Yeah It mostly sounds like Memory bottleneck but still before you go for it give an indepth look at:

#sar -b

Reports buffer activity

See man sar;
You need to know a lot to actually know how little you know
Mark Landin
Valued Contributor

Re: System performance query

How much buffer cache do you have allocated? memory allocated to buffer cache cannot be used for processes, which may force more paging to occur.

The current wisdom is that, except in rare cases, anything more than about 400MB of buffer cache begins to show diminishing returns. It takes longer to scan large buffer caches, and again may cause more paging, which you want to avoid like the plague.
Patrick Wallek
Honored Contributor

Re: System performance query

Are you actually using swap or is it just swap that is reserved because of processes that are running?

Post the output of 'swapinfo -tam' so we can see.

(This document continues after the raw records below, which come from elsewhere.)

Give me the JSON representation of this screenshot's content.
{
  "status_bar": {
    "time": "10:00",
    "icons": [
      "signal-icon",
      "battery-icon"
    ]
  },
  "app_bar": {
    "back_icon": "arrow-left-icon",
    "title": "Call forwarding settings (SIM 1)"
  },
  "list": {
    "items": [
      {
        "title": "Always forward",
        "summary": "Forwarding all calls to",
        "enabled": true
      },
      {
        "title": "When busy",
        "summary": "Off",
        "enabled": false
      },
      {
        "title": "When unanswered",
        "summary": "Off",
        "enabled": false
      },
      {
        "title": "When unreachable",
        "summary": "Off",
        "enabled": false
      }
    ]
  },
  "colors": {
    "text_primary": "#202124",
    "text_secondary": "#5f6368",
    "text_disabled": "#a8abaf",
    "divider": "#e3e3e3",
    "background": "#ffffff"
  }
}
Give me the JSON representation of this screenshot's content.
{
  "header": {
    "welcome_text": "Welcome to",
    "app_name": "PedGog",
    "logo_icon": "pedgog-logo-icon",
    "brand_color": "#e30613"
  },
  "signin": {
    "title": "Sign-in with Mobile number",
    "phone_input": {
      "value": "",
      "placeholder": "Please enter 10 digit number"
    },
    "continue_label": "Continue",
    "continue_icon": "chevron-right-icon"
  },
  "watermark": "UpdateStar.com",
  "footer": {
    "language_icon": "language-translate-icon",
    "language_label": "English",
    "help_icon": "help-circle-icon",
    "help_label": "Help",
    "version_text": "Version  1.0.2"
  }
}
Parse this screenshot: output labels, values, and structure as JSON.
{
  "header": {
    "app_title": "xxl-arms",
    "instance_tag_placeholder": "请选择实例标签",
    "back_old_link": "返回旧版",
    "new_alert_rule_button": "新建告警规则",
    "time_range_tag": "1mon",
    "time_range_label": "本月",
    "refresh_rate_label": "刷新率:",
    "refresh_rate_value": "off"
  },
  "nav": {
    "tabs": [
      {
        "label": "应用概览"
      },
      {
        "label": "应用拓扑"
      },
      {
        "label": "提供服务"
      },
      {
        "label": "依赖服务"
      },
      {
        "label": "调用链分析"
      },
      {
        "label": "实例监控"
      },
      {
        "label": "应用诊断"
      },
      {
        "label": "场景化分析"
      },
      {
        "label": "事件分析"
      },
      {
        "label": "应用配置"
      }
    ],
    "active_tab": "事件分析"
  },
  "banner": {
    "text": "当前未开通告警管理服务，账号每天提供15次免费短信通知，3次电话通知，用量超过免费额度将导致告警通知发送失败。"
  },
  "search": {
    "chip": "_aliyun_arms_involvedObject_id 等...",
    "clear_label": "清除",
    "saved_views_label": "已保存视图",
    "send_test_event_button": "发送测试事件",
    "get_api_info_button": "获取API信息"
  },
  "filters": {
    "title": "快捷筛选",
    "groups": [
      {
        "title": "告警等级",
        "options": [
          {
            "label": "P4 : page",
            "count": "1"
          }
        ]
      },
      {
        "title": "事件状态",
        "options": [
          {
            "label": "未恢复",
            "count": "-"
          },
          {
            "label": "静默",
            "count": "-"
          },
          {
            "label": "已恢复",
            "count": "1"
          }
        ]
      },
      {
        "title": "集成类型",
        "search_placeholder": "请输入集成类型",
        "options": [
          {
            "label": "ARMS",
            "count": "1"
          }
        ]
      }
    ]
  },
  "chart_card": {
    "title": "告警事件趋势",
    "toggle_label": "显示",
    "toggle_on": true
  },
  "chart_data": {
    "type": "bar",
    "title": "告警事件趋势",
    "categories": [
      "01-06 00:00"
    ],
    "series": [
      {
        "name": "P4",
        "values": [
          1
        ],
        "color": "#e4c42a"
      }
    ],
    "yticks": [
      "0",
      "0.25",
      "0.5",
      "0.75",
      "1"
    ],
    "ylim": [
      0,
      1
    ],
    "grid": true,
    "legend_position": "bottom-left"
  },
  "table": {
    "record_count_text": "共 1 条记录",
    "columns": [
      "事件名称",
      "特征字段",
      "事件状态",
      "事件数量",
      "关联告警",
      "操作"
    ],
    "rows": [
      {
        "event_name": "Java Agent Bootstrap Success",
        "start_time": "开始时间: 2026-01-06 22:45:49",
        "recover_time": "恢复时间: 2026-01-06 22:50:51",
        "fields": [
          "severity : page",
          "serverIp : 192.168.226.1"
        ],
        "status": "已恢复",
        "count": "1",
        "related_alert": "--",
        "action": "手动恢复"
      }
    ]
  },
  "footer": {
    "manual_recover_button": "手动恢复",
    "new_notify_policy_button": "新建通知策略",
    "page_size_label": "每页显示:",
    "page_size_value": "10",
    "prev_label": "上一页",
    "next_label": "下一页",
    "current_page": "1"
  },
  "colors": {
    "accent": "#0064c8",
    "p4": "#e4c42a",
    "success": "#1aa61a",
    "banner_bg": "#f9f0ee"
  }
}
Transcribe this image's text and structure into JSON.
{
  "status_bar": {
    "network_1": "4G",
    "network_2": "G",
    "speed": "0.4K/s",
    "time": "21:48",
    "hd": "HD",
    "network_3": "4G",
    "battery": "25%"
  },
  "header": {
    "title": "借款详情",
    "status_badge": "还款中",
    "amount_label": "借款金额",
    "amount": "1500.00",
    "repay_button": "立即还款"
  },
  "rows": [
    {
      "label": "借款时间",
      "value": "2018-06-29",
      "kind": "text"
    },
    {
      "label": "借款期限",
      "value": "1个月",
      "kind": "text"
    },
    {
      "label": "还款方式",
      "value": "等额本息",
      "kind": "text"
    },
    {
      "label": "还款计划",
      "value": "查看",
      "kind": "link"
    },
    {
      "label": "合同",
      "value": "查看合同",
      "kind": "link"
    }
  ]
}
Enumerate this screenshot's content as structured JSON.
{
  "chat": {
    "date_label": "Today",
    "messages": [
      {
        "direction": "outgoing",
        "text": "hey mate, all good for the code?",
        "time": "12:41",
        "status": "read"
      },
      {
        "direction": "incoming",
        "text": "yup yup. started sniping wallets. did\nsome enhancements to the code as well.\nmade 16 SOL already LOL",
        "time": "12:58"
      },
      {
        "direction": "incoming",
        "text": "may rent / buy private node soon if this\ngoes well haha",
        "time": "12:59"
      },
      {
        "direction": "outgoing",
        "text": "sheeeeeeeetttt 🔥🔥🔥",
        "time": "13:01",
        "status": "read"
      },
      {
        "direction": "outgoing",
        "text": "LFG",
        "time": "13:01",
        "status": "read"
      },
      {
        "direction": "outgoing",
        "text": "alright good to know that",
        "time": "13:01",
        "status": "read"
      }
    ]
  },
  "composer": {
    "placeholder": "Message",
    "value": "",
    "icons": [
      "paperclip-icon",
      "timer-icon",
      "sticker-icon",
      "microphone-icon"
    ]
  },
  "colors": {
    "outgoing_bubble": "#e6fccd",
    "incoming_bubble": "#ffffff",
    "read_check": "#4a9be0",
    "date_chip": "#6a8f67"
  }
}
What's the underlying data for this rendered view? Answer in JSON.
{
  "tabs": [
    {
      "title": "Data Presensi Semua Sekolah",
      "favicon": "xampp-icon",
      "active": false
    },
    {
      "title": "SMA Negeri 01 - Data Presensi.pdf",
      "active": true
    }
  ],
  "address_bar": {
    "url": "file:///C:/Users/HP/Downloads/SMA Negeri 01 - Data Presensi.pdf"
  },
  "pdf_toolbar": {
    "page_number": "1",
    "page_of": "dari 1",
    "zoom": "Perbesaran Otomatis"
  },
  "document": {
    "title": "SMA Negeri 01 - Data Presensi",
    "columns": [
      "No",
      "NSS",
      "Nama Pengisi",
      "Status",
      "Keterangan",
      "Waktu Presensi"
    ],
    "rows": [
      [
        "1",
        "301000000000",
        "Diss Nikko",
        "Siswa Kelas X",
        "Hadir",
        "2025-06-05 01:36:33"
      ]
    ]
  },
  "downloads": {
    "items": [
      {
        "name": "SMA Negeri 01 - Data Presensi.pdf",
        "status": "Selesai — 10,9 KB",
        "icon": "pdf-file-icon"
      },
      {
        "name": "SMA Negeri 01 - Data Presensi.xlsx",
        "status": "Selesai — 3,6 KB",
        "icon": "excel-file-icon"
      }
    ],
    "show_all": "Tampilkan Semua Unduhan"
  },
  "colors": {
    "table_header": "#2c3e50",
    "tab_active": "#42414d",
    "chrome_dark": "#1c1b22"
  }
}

If you are actually paging out, then you are SEVERELY short on RAM. However, if memory usage is only 80-90% I have a feeling you are confusing swap reservation with actual swap usage. ALL processes will reserve some amount of swap space when they start. That does NOT, however, mean they are actually using that swap space.

If your swapinfo output looks something like this:

Mb Mb Mb PCT START/ Mb
TYPE AVAIL USED FREE USED LIMIT RESERVE PRI NAME
dev 1536 0 1536 0% 0 - 1 /dev/vg00/lvol2
reserve - 500 -500
memory 1997 478 1519 24%
total 3533 978 2555 28% - 0 -


With 0% in the first line (or however many lines for 'dev' (device) swap, then you are OK.

If memory utilization is only 80-90% and you never actually page out, then more RAM may not necessarily help. The biggest factor is what is the PEAK RAM usage. If you do occasionally hit 100%, then you could possibly use more RAM. But if you never get above 90%, I wouldn't worry too much.
Ted Buis
Honored Contributor

Re: System performance query

Not sure that I would agree with Patrick that just because the system doesn't get above 90% Memory utilization that you wouldn't benefit from additional RAM. Correct me if I am wrong, but it is my belief that some applications (like Oracle) are smart enough to look at how much RAM you have and use what they can without creating pageouts. However if you give them more RAM, they will take advantage of the additional space. Also, there is the book on HP-UX Tuning and Performance by Robert F. Sauers, that has just been updated with a new addition which can be found at amazon.com.